At the same time delivery costs had been reduced through the use of technology to improve driving and routing efficiency. As a result fuel consumption per order had fallen by 20% in the last three years.
Meanwhile sales at Tesco Direct were up by 28%, though this part of the business has yet to make a profit. Tesco Direct sells non-food items via the internet, phone and catalogues, giving customers the choice of delivery to their home or collection at one of the 261 in-store Direct desks.
During the year two new dotcom sites were launched. ClothingatTesco.com, which sells Tesco and other brand clothes, has received strong feedback since launch in October 2009, said Tesco. Meanwhile Tescoentertainment.com, launched in the same month, had hit £1m in sales of CDs, DVDs, games and film and album downloads in its fourth week.

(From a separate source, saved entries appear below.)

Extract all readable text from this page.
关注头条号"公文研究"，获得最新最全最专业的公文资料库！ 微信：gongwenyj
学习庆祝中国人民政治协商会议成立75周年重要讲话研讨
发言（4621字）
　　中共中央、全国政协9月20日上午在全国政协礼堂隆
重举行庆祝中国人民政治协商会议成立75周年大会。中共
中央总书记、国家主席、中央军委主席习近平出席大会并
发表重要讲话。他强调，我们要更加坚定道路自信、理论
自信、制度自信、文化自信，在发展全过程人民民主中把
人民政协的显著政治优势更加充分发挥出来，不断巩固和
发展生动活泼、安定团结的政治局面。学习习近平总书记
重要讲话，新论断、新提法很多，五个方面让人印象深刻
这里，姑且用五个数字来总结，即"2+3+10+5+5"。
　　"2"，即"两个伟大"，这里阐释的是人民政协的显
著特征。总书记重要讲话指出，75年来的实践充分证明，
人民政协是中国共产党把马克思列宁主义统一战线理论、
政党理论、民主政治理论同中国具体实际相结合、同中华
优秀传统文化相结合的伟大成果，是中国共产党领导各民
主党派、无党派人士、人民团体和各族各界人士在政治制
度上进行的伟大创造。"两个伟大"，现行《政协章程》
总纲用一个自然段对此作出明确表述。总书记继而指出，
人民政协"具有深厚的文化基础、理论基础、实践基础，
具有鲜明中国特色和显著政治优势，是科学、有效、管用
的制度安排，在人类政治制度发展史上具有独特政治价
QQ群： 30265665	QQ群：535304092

Terry Leahy, Tesco chief executive, said: “Across all parts of our strategy – UK, international non-food, services – our business is now stronger than it was before the recession. With leaner operations, improved market shares, strategic acquisitions performing well and a strong organic development programme, we’re well-placed for sustained profitable growth.”
The online sales update came as Tesco announced pre-tax profits for the year ended February 27 2010 came in at £3.2bn, a rise of 8.9% compared to the previous year. Revenue was £56.9bn, a rise of 5.6%.
The company expects to create 16,000 jobs in the current financial year, including 9,000 in the UK. In the financial year just gone it opened 7.1m sq ft of new space, of which 72% was outside the UK.
It revealed its loyalty card, Tesco Clubcard, had continued to expand in the UK, with 18% more British households redeeming Clubcard vouchers than in the previous year. But Tesco says it now has more Clubcard members overseas then in the UK.
Our view: Throughout its results, Tesco says recession has made it more efficient. That’s to be seen in the online business as well, where use of technology has driven down the cost of delivery – and its carbon footprint at the same time. This is evidence of a phenomenon predicted by many commentators at the beginning of the recession – that the companies who did best in the downturn would be those who became as efficient as possible. It’s fascinating to see it in action.